Kate’s parents had died in a car accident, her father at the wheel. Toxicology reports came back negative, but he’d driven straight into a tree and there were no skid marks to indicate he’d tried to stop. Kate wasn’t worried about driving into trees, although the extreme avoidance of trees could cause someone to drive into something equally immovable, like a concrete barrier. The thing was, because her father was driving, he was ultimately responsible for his wife’s death. He could never have lived with that fact. Kate, too, could never have lived with that fact. Or what if she wasn’t paying attention and accidentally hit a pedestrian? Or what if a pedestrian wasn’t paying attention and Kate ran into him? Technically, it would be the pedestrian’s fault, but Kate would still be the means of execution. And so, for years, Kate had remained a passenger, which was metaphorically a little too apt.

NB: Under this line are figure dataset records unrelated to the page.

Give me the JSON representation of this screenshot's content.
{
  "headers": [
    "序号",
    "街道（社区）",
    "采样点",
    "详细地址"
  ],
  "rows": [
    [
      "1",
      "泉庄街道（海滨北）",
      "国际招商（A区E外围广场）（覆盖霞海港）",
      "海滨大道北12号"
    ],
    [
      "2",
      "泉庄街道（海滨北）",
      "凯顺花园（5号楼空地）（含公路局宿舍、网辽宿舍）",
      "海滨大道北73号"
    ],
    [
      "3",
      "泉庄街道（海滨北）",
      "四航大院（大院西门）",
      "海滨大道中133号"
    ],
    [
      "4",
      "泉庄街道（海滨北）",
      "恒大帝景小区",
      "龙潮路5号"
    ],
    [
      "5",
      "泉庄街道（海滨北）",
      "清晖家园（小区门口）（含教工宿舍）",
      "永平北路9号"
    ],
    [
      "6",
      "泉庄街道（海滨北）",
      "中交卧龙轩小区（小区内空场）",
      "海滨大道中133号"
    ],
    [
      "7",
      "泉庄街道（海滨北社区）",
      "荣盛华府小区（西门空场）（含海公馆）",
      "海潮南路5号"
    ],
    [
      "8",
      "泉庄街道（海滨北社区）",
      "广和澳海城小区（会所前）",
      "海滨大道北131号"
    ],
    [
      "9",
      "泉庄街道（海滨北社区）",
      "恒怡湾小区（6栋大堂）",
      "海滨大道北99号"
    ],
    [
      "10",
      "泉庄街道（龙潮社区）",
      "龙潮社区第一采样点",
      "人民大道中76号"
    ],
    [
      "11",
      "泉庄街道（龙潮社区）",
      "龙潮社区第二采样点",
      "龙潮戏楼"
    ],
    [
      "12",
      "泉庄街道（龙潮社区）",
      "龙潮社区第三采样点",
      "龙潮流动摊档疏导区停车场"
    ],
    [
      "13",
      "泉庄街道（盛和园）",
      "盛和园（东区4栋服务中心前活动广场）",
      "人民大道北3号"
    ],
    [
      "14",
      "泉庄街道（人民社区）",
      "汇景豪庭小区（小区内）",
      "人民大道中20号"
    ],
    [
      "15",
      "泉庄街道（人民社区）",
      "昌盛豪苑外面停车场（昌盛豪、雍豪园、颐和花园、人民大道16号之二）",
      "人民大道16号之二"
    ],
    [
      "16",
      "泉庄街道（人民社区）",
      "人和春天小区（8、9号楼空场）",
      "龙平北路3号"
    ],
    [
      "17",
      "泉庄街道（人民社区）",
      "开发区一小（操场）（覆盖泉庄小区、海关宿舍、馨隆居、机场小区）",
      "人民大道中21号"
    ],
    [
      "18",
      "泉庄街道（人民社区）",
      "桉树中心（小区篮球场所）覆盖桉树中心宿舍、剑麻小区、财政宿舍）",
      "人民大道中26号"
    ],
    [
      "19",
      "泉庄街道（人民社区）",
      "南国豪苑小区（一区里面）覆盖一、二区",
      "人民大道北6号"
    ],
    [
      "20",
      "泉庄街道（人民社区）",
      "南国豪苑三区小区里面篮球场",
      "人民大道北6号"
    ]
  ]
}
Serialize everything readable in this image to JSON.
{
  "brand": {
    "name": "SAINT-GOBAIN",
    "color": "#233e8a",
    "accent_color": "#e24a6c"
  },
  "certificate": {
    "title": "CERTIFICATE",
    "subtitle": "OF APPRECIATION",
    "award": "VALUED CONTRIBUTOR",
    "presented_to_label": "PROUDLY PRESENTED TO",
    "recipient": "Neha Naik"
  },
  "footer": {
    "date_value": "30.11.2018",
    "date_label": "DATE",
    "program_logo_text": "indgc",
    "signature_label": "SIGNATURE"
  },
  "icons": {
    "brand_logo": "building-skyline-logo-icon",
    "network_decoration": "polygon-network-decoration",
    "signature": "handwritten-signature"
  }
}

It was a Sunday morning and they were in an empty mall parking lot. The stores did
n’t open for two hours. Kate started the engine, put the car in Drive per James’s instructions, and began circling the lot with increasing speed.
It was nice controlling something so powerful. She remembered how much she’d liked bumper cars at the county fair that one time she went. Although she hadn’t particularly enjoyed the bumping, which Anna did relentlessly. But she liked the idea that she could turn a wheel, and the car would turn. Not many things in life were quite as trustworthy.
“What exactly is the nature of your relationship?” Anna impatiently asked after patiently listening to a play-by-play of Kate’s driving lesson.
“We’re friends and neighbors,” Kate said.
“That’s it?”
“Yes.”
That was it. Now. Before, it was something else. Kate had felt that heady flush of attraction that very first day she met James in the hallway, when he’d gallantly dispatched Anna’s lingering houseguest. It was Kate’s habit, when emotions overtook her, to vanquish them by focusing on intellectual matters. That was why she never went anywhere without a book in hand.
She was currently reading about salt, a subject James once made the mistake of asking her about before she started the car. She was more than glad to put the driving lesson on hold and provide some highlights: Did you know that salt was used as currency up to the twentieth century? The Afar tribe in Ethiopia traded it in one-pound bars called amoleh. It’s possible to kill yourself by eating too much salt. Forget years of hypertension: one gram per pound of body weight will do the trick. Suicide by salt was apparently common among Chinese nobility, since salt was so expensive. Sodium chloride is the only form of rock that humans regularly consume.
The day Kate met James she was reading a book about Pythagoras, which created an enduring connection in her mind between James and the Greek philosopher and mathematician. This association eventually extended to any philosopher or mathematician or Greek person. Finally, she came to realize that she was thinking of James all on her own without any prompts. She could be reading about the invasion of Normandy, and James would come to mind for no reason at all, and she’d feel a blast of heat on the back of her neck and wonder how quickly James could undo her buttons with just one working hand.